Erakina

Mooli Paratha – Erakina

Published Date : June 8, 2022

In Punjabi households, this delectable radish flatbread is typically eaten for breakfast or lunch, and it is a wholesome and pleasant meal when served with pickles, curd, or white butter. Even while not everyone enjoys radish, it has numerous health benefits.

Mooli Paratha

Mooli Paratha 

Mooli Paratha is a popular Punjabi whole wheat flatbread filled with spiced shredded radish stuffing and made with unleavened dough. This paratha is known as “mooli paratha” because it is filled with savory radish stuffing. 

It is commonly served with butter, curd, and pickles. When paired with mouthwatering curries, these unusually packed parathas are wonderful. It is most commonly eaten for breakfast. But it can also be eaten for lunch or dinner. As the paratha contains green chilies, a cup of hot tea works nicely with it.

These nutritious and hearty mooli parathas are made with grated radish, radish leaves, whole wheat flour, and common spice powders. This paratha can be made in two ways. The stuffing is sandwiched between two layers of dough. Alternatively, the stuffing can be combined with flour and kneaded into a dough.

Mooli Paratha

The mooli paratha is fried on a flat griddle with a generous smear of ghee till crisp on the outside. You can’t help but wander in for a sneak peek at what’s on offer because the aroma is so tempting. This easy and quick to make mooli paratha is light, crispy and vegetarian, ideal for breakfast or lunch. They are so flavourful and full of calcium and minerals. 

During the winter in north India, mooli is a staple food in their diet, and they use it in a variety of ways, including this paratha. Punjabis have several different types of parathas, such as aloo paratha, gobi paratha, paneer paratha, methi paratha, and so on. Another popular paratha recipe from Punjab is the mooli paratha. 

The radish is a necessary ingredient in the mooli paratha. Radish is a root vegetable whose greens are also used in curry. These greens are extremely healthy and nutritious. It can be eaten raw or added to salads. However, some people dislike eating raw due to its strong flavour and odour. 

Mooli Paratha

Various Benefits of Radishes:

  • Maintains your youthful appearance 

Radish, which is high in Vitamin C and antioxidants, can help protect your skin from free radical damage and premature ageing.

  • Make cardiovascular health better 

Radishes influence nitric oxide production.

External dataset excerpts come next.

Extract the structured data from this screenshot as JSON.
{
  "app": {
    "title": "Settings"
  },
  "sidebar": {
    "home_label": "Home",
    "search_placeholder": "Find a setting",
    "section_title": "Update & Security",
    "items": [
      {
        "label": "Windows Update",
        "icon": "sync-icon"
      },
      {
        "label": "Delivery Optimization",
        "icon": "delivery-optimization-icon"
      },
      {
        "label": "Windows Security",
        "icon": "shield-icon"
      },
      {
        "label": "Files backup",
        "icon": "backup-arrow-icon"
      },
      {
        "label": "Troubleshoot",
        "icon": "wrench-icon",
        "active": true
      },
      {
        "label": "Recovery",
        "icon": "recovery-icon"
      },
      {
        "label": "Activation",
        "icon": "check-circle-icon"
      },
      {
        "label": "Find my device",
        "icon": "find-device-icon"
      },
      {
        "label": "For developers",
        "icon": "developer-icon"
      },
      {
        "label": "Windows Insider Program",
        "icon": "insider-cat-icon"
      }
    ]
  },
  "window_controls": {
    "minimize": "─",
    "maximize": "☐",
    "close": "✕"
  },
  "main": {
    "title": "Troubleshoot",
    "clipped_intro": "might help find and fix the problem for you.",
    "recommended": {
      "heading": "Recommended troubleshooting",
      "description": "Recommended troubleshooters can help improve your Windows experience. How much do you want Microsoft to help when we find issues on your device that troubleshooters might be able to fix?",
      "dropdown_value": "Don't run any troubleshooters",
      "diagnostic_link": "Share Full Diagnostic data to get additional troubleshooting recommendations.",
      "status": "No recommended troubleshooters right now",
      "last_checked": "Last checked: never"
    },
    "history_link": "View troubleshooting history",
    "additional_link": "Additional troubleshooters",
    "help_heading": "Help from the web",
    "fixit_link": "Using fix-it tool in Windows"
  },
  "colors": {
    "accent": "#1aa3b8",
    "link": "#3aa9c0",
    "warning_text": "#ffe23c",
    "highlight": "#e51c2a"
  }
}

This relaxes the blood vessels, resulting in a reduction in blood pressure. 

  • Fibre-rich food

If you include radish in your regular salad diet without going overboard, it will supply your system with enough roughage and fibres to aid digestion. It also controls bile production, protects your liver and gallbladder, and helps to prevent water retention.

  • Controls blood pressure 

Radish also contains potassium, which can help lower blood pressure and keep blood flow under control, especially if you have a history of hypertension. Radish is thought to have a cooling impact on the blood, according to Ayurveda.

  • Improves immunity

The radish’s high vitamin C content can help protect you from common colds and coughs, as well as boost your overall immunity. 

  • Metabolism-friendly

This root vegetable not only benefits your digestive system, but also aids in the treatment of acidity, obesity, gastric difficulties, and nausea.

  • Rich in nutrients

Red radishes are abundant in vitamins E, A, C, B6, and K. It also contains plenty of antioxidants, fibre, zinc, potassium, phosphorus, magnesium, copper, calcium, iron, and manganese. Each of these has been shown to keep our bodies in good working order. 

  • Hydration-friendly 

You likely consume radish more in the summer because of its high water content, which keeps the body hydrated. 

  • Skin beneficial 

It helps to prevent dryness, pimples, acne, and rashes. You can also cleanse your face with radish paste. It also helps to treat dandruff, prevent hair loss, and strengthen the roots when applied to the hair.